There was a register to vote tent. In October there is yet another election, a special one for Senate. Still no sign of Buono support anywhere by our Democratic city, alas. What was cool though was a guy in this tent busy painting a portrait of the street fair, art imitating a depiction of life. Jersey City, where art, like voting, is a considered a civic responsibility and a right.



Under a rainbow of canopies, the vendors were a mix of crafts, clothes and food, the latter being mainly local eateries with limited offerings, a great way to make some extra cash and promote  their restaurants. There seemed to be fewer corporate sponsors with vendors, but maybe appearance was more important than the factual. Still, there was a nice, local feel. A respite from the 6th Borough marketing mania Jersey City has been inspiring of late, especially by the private/public organizations who organized this event.  I can’t say I like the name, all about seems to be lazy slang that rankles the English major within.  All of what this place is was not represented, only cheerful and mild commerce. But then, who gets to define all. Experience the nice day and a collective good vibe in a place we call home. I wonder how much we have in common, besides (often inexplicably) loving Jersey City and you know, that is actually quite a lot. The place you live – the place you pass the time and endure the burden of mortality – encompasses an ever-increasing portion of your personal identity. We have to love Jersey City – who else will? Who else can?

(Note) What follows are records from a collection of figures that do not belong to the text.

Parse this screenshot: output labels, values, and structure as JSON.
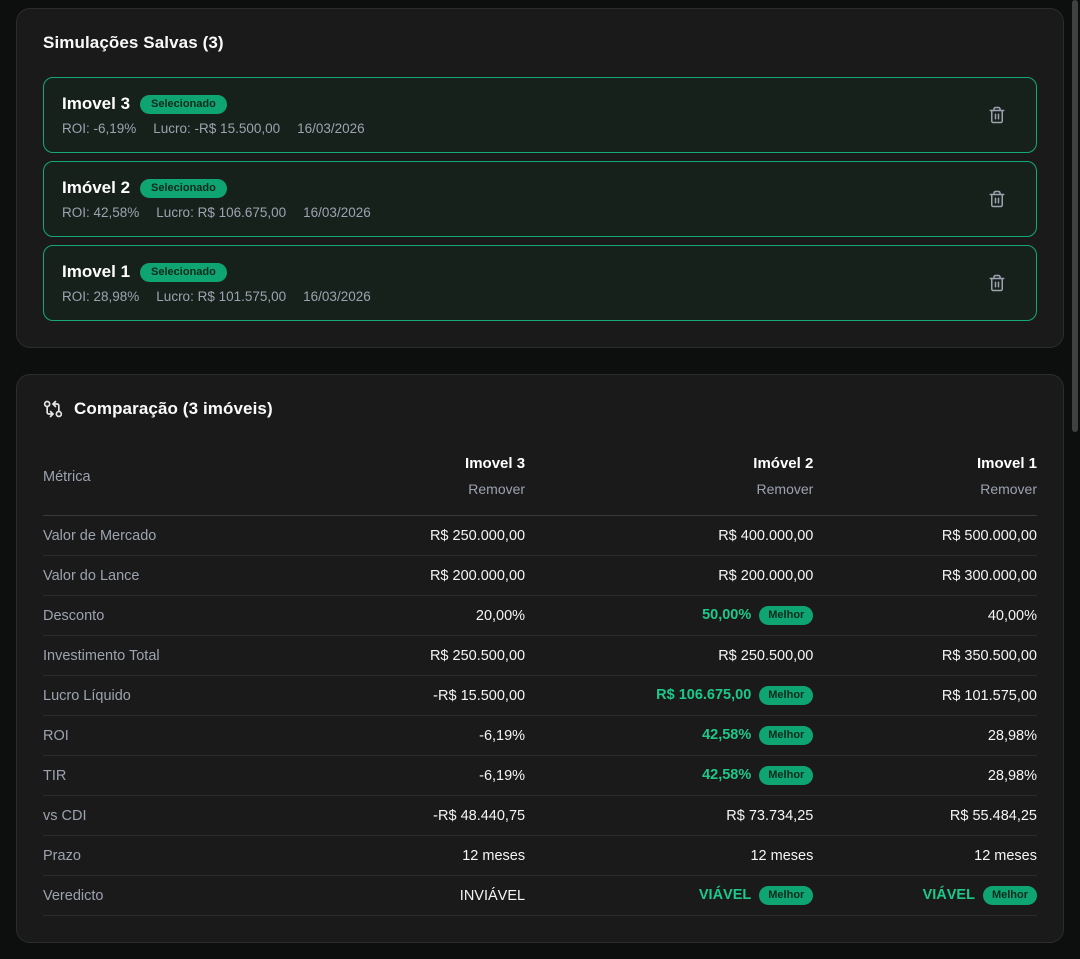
{
  "saved_panel": {
    "title": "Simulações Salvas (3)",
    "simulations": [
      {
        "name": "Imovel 3",
        "badge": "Selecionado",
        "roi": "ROI: -6,19%",
        "lucro": "Lucro: -R$ 15.500,00",
        "date": "16/03/2026"
      },
      {
        "name": "Imóvel 2",
        "badge": "Selecionado",
        "roi": "ROI: 42,58%",
        "lucro": "Lucro: R$ 106.675,00",
        "date": "16/03/2026"
      },
      {
        "name": "Imovel 1",
        "badge": "Selecionado",
        "roi": "ROI: 28,98%",
        "lucro": "Lucro: R$ 101.575,00",
        "date": "16/03/2026"
      }
    ]
  },
  "comparison_panel": {
    "title": "Comparação (3 imóveis)",
    "metric_header": "Métrica",
    "remove_label": "Remover",
    "best_badge": "Melhor",
    "columns": [
      "Imovel 3",
      "Imóvel 2",
      "Imovel 1"
    ],
    "rows": [
      {
        "metric": "Valor de Mercado",
        "values": [
          {
            "text": "R$ 250.000,00"
          },
          {
            "text": "R$ 400.000,00"
          },
          {
            "text": "R$ 500.000,00"
          }
        ]
      },
      {
        "metric": "Valor do Lance",
        "values": [
          {
            "text": "R$ 200.000,00"
          },
          {
            "text": "R$ 200.000,00"
          },
          {
            "text": "R$ 300.000,00"
          }
        ]
      },
      {
        "metric": "Desconto",
        "values": [
          {
            "text": "20,00%"
          },
          {
            "text": "50,00%",
            "green": true,
            "best": true
          },
          {
            "text": "40,00%"
          }
        ]
      },
      {
        "metric": "Investimento Total",
        "values": [
          {
            "text": "R$ 250.500,00"
          },
          {
            "text": "R$ 250.500,00"
          },
          {
            "text": "R$ 350.500,00"
          }
        ]
      },
      {
        "metric": "Lucro Líquido",
        "values": [
          {
            "text": "-R$ 15.500,00"
          },
          {
            "text": "R$ 106.675,00",
            "green": true,
            "best": true
          },
          {
            "text": "R$ 101.575,00"
          }
        ]
      },
      {
        "metric": "ROI",
        "values": [
          {
            "text": "-6,19%"
          },
          {
            "text": "42,58%",
            "green": true,
            "best": true
          },
          {
            "text": "28,98%"
          }
        ]
      },
      {
        "metric": "TIR",
        "values": [
          {
            "text": "-6,19%"
          },
          {
            "text": "42,58%",
            "green": true,
            "best": true
          },
          {
            "text": "28,98%"
          }
        ]
      },
      {
        "metric": "vs CDI",
        "values": [
          {
            "text": "-R$ 48.440,75"
          },
          {
            "text": "R$ 73.734,25"
          },
          {
            "text": "R$ 55.484,25"
          }
        ]
      },
      {
        "metric": "Prazo",
        "values": [
          {
            "text": "12 meses"
          },
          {
            "text": "12 meses"
          },
          {
            "text": "12 meses"
          }
        ]
      },
      {
        "metric": "Veredicto",
        "values": [
          {
            "text": "INVIÁVEL"
          },
          {
            "text": "VIÁVEL",
            "green": true,
            "best": true
          },
          {
            "text": "VIÁVEL",
            "green": true,
            "best": true
          }
        ]
      }
    ]
  },
  "colors": {
    "accent_green": "#0ea572",
    "green_text": "#1cc98b",
    "panel_bg": "#1a1a1a",
    "card_border": "#14a878"
  }
}
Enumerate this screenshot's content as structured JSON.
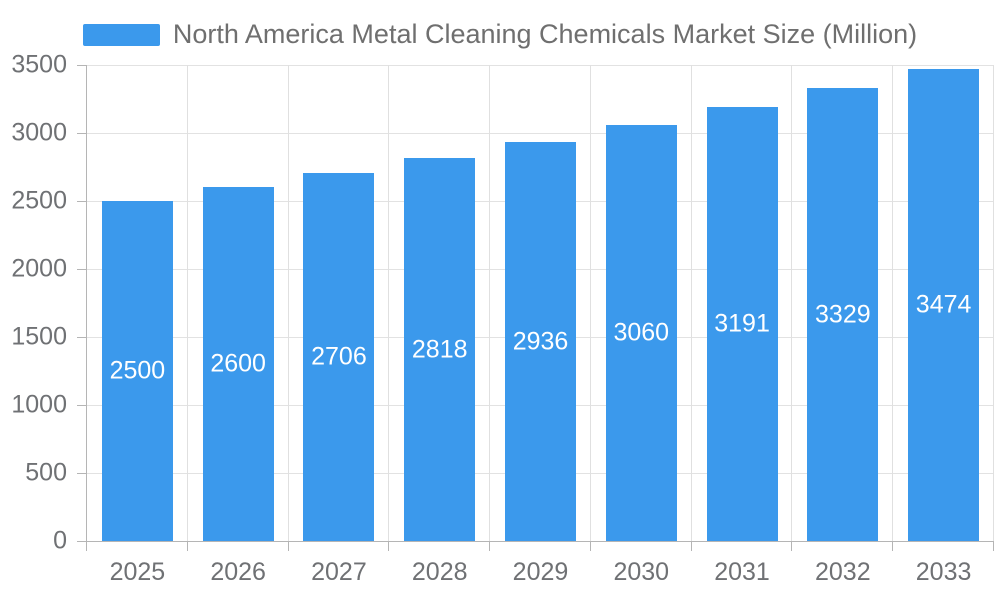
{
  "legend": {
    "label": "North America Metal Cleaning Chemicals Market Size (Million)",
    "swatch_color": "#3B99EC"
  },
  "chart_data": {
    "type": "bar",
    "title": "North America Metal Cleaning Chemicals Market Size (Million)",
    "categories": [
      "2025",
      "2026",
      "2027",
      "2028",
      "2029",
      "2030",
      "2031",
      "2032",
      "2033"
    ],
    "values": [
      2500,
      2600,
      2706,
      2818,
      2936,
      3060,
      3191,
      3329,
      3474
    ],
    "xlabel": "",
    "ylabel": "",
    "ylim": [
      0,
      3500
    ],
    "yticks": [
      0,
      500,
      1000,
      1500,
      2000,
      2500,
      3000,
      3500
    ],
    "grid": true,
    "legend_position": "top-center",
    "bar_color": "#3B99EC",
    "bar_label_color": "#FFFFFF",
    "axis_text_color": "#6F7174",
    "axis_line_color": "#B5B5B5",
    "grid_color": "#E2E2E2",
    "background_color": "#FFFFFF"
  }
}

Last year when the music ended at Barrow Street, a drum circle began that marched to grove street and where planned-impromptu drum circle erupted. As Slyvann Joyce and the Moment were still playing, the drum march started and there was a wild clash and meshing as the All About Downtown had a sudden cross purposes – if we stay for this raucous conclusion of an extraordinary hot set we miss the funky drum circle – alas, we missed only the opening beats or so, the overlap no longer than 10 minutes or so – but this was a different planning (although the Barrow Street stage was running late) at work. The event was shorter by a couplathree hours than last year’s, the drum circle less extended – although this year the drummers got to use the stage, adding a rocking flautist.  Turns out, the reason for the abbreviation this year is the approximately $10,000 required for the police and fire marshals state laws require for these events, especially when alcohol is served. I missed the drumming into darkness, but I had some things to do anyway. I may never get enough summer but I satisfied my street fair needs. Still, I stayed until the last thump and before then, children danced, adults danced. Hula hoops were gyrated. Hands were clapping.  Congas, bongos, whistles, tambourines, cowbells… the flute… noise being made, a rhythm shared, a beat advanced and in that moment summer felt forever.